The NBA has come under fire for much of this season. No, not because of the play that has happened on the court (although at time it can be frustrating to watch), but for the way that games have been called. There is always a call or two that can frustrate a fan when watching a game. Usually, that call involves some contact and an official that sees a call different than those that are observing the official. And at that point, then social media gets into the act. Everytime you look on social media, there is always someone complaining about a call or non-call. And usually there comes an argument between people on what is or is not a foul. Of course, both interpretations of the call are looking at it a different way and nothing ever really gets resolved. But of course, there are some that go to the extreme on this topic of judging a foul. There are those that think that every bit of contact in basketball. They complain on any little bit of contact that happens on the court and think a foul needs to be called. But to those that do that, they may want to realize something.
Basketball is a physical sport whether folks want to realize that or not. It is of course not as physical as football or hockey is, but you cannot be a person that avoids contact and play the sport. For example, offensively when you set a screen as a big man, you have to put your body on someone in order to free up who you're setting a screen for. If you don't put your body on theirs, then you may as well have never set the screen. Another example of being physical is posting up. You cannot just stand in the post and ask for the basketball. You have to actually search out the opponent and work to get the position that you want on the court. Usually when there are those watching the game and seeing someone fighting for position, the first thing people yell about is a foul on the offensive player. But not every bit of contact on the offensive end by the offensive player is a foul. Not every hard screen is the fault of the guy laying the screen. There is a such thing as a player being physical without a foul.
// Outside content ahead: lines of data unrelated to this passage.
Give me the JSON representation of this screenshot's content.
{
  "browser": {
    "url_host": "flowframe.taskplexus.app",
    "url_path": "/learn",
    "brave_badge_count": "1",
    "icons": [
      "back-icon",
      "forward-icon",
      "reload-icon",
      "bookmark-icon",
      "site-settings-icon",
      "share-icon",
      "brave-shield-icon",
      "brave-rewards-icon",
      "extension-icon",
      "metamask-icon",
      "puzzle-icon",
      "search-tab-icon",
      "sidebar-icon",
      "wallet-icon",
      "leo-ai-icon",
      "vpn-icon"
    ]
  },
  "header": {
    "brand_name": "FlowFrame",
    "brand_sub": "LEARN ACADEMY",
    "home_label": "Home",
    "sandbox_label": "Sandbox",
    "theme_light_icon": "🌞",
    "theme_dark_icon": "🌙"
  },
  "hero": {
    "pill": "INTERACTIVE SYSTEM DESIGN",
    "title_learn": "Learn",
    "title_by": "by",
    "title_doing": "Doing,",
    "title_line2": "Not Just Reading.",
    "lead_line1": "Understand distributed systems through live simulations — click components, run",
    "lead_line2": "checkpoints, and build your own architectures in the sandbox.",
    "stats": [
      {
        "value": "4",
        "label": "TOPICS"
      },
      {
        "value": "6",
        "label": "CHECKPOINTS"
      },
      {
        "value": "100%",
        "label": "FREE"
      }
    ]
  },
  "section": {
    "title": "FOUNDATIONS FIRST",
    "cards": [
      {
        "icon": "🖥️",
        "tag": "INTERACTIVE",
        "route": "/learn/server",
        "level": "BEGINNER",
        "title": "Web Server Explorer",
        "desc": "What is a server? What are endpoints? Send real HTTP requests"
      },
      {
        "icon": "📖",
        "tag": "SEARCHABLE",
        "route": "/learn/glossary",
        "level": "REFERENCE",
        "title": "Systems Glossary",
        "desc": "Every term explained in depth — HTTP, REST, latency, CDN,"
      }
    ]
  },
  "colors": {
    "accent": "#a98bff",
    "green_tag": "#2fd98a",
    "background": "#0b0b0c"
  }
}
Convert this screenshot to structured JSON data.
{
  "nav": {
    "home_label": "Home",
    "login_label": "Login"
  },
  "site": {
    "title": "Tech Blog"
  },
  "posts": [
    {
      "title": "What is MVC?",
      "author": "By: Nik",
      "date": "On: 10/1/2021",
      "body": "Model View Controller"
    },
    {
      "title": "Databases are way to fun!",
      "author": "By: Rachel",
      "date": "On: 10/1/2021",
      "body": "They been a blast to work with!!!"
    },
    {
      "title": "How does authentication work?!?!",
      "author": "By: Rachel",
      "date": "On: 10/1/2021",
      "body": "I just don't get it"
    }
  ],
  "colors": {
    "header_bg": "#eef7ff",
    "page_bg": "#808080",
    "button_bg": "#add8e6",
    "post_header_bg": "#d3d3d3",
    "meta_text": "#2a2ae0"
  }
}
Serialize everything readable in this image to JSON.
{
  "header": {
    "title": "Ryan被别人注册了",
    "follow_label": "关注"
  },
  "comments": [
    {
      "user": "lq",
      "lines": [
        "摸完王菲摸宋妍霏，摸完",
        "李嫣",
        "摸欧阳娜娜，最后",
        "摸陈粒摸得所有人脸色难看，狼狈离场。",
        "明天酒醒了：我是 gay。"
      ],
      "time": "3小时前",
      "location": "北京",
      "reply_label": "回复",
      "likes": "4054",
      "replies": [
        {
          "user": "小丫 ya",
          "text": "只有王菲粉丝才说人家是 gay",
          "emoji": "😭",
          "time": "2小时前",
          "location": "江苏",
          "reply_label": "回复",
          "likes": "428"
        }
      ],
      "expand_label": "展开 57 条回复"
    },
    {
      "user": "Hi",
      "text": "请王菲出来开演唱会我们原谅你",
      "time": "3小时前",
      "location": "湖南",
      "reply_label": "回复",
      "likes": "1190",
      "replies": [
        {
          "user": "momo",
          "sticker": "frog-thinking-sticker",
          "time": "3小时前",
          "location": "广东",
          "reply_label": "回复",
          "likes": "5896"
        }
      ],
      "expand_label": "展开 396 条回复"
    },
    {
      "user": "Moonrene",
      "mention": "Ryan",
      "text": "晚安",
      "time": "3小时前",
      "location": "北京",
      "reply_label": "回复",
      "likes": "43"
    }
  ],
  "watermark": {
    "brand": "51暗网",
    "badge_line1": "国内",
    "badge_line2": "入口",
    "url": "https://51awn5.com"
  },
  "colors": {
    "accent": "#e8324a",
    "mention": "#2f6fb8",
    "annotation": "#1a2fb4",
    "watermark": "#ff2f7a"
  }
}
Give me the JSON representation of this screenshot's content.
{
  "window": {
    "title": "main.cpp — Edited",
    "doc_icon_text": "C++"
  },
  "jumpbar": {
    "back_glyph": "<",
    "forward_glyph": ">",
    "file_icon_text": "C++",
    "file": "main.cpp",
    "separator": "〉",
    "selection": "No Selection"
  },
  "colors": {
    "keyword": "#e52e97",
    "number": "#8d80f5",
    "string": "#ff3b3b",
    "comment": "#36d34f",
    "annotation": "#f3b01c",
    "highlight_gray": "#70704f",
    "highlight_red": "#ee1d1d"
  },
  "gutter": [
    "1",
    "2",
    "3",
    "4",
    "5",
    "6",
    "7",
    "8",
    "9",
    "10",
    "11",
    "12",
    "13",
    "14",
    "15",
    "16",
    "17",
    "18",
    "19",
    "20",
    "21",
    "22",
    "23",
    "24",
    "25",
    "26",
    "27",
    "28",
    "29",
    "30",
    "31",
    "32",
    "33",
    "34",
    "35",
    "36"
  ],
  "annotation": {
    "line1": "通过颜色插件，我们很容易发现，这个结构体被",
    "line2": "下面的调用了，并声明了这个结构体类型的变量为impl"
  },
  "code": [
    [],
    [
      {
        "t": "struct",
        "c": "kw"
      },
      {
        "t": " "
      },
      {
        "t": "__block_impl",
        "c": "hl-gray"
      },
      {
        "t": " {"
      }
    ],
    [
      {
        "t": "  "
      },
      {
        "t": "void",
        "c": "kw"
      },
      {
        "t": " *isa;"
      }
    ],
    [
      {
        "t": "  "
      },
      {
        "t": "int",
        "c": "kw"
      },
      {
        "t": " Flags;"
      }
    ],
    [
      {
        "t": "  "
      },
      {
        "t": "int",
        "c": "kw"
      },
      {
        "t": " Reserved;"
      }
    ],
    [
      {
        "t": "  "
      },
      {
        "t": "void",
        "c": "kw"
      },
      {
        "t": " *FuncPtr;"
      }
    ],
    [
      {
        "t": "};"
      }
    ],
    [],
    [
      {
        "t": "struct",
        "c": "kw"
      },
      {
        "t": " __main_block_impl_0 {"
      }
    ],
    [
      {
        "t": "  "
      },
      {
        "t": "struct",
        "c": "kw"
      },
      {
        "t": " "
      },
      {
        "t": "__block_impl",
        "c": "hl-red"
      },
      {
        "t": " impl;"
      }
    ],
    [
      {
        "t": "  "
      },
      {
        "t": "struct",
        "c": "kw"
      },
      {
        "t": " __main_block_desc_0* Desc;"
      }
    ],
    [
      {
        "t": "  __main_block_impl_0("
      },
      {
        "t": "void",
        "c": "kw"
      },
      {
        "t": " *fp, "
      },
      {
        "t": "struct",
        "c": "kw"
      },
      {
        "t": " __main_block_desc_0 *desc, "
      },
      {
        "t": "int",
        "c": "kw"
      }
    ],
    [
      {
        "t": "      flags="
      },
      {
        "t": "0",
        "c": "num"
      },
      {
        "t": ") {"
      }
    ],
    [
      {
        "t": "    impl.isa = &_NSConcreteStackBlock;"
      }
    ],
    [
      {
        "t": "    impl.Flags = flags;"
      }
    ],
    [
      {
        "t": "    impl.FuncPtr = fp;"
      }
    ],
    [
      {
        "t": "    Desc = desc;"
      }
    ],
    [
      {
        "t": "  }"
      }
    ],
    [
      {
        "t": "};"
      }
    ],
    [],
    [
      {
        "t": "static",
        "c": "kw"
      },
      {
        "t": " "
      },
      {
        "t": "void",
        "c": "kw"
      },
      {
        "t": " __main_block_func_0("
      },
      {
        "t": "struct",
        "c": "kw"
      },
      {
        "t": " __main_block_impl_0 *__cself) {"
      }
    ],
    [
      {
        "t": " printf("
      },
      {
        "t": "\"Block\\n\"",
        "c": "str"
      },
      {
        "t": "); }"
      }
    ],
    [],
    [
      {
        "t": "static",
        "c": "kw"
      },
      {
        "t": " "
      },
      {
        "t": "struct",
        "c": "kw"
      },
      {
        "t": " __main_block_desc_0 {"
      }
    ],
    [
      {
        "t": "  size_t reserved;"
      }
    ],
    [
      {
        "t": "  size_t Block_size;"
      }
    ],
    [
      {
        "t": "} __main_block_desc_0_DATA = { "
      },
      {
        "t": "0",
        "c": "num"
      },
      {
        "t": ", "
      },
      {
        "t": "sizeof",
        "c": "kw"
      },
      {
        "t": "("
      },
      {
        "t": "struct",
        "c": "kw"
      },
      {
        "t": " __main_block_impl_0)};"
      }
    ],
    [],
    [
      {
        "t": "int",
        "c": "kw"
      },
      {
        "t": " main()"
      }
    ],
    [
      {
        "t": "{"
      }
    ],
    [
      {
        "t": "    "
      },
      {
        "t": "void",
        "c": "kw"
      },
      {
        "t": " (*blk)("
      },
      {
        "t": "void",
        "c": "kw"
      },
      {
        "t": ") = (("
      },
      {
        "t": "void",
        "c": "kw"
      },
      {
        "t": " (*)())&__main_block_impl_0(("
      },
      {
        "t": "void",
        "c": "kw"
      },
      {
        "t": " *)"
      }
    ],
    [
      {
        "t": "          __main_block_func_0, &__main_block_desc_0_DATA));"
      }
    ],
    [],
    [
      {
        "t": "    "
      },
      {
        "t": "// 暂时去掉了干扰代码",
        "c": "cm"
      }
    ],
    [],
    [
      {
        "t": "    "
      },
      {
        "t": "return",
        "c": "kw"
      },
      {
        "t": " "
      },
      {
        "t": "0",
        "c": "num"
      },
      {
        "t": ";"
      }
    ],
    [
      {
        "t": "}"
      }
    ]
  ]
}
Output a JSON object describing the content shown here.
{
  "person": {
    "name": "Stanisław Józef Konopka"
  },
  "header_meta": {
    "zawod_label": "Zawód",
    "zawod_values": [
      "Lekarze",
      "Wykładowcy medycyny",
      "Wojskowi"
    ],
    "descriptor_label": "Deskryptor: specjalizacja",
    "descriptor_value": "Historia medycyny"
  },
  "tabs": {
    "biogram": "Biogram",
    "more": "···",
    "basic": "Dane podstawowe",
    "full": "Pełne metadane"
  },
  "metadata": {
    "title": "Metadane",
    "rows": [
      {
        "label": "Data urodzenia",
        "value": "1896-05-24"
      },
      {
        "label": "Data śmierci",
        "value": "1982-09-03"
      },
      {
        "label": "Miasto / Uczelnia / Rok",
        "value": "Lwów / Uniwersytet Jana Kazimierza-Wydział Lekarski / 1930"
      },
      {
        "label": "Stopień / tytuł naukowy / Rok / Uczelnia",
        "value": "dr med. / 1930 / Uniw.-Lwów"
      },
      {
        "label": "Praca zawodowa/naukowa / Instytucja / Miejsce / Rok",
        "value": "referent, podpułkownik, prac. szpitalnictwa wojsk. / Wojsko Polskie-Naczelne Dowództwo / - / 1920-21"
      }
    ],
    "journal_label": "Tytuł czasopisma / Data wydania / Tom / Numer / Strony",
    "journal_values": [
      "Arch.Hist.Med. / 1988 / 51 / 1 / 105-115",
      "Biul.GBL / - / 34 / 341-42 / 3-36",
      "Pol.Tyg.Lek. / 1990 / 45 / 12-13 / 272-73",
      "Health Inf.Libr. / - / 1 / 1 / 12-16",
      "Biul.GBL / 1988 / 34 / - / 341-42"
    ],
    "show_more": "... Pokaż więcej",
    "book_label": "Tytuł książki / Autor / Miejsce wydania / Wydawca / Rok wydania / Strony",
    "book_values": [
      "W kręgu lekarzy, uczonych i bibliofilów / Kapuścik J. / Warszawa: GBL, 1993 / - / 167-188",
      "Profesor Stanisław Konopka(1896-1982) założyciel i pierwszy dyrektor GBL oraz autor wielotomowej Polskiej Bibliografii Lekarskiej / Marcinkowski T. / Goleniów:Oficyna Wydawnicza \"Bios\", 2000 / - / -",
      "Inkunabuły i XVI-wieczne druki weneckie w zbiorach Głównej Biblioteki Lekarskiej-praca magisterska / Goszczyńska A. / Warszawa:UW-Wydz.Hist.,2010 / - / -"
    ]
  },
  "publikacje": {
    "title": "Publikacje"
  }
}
But for as much as people yell about offensive fouls and rough offensive play, there is equally as many if not more that are frustrated with how defenses get called for foul or not. Plenty of times, you can see offensive guys bumping into defensive guys when they are trying to move around the court. But of course, that is not the only physical defensive play that frustrates fans when they watch the game. One thing that happens almost every game is a player going to the rim and a defender challenging the shot. When that happens, body contract usually happens at that point between the offensive player and the defender. And immediately the fans that are watching the game are wondering where the foul call is when that particular defender is not called for a foul. Well, how do you call a foul really when the offensive player is going at a fast rate and jumps into the opponent that is going straight up? You honestly cannot call a foul on that play because the defender is going straight up. Yet another interpretation that officials have to make and that at times, they get wrong. But again, that should not be a foul call at all. And it speaks to how some view the physical play. Yes, a defender will touch an offensive guy. And yes, there are some instances where those are fouls. But not all physical contact defensively is a foul. That is the biggest misconception out there.
The thoughts of some that physical play is gone from basketball is just not accurate at all. And in watching the game, some fans need to understand that physical play does not equate to a foul all the time. Heck, some players need to understand that not all physical play is a foul too. So when watching the last of the NBA Finals tonight and going into next season, understand that physical play will happen and that basketball is a physical game. Sure, officials will miss some calls. But not everything out there deserves a whistle to be blown. Not everytime Steph Curry gets bumped is it a foul. At the same time, not everytime LeBron gets bumped is it a foul either. It's a physical game folks. There is no avoiding contact on the court. This isn't shadowboxing. It's basketball.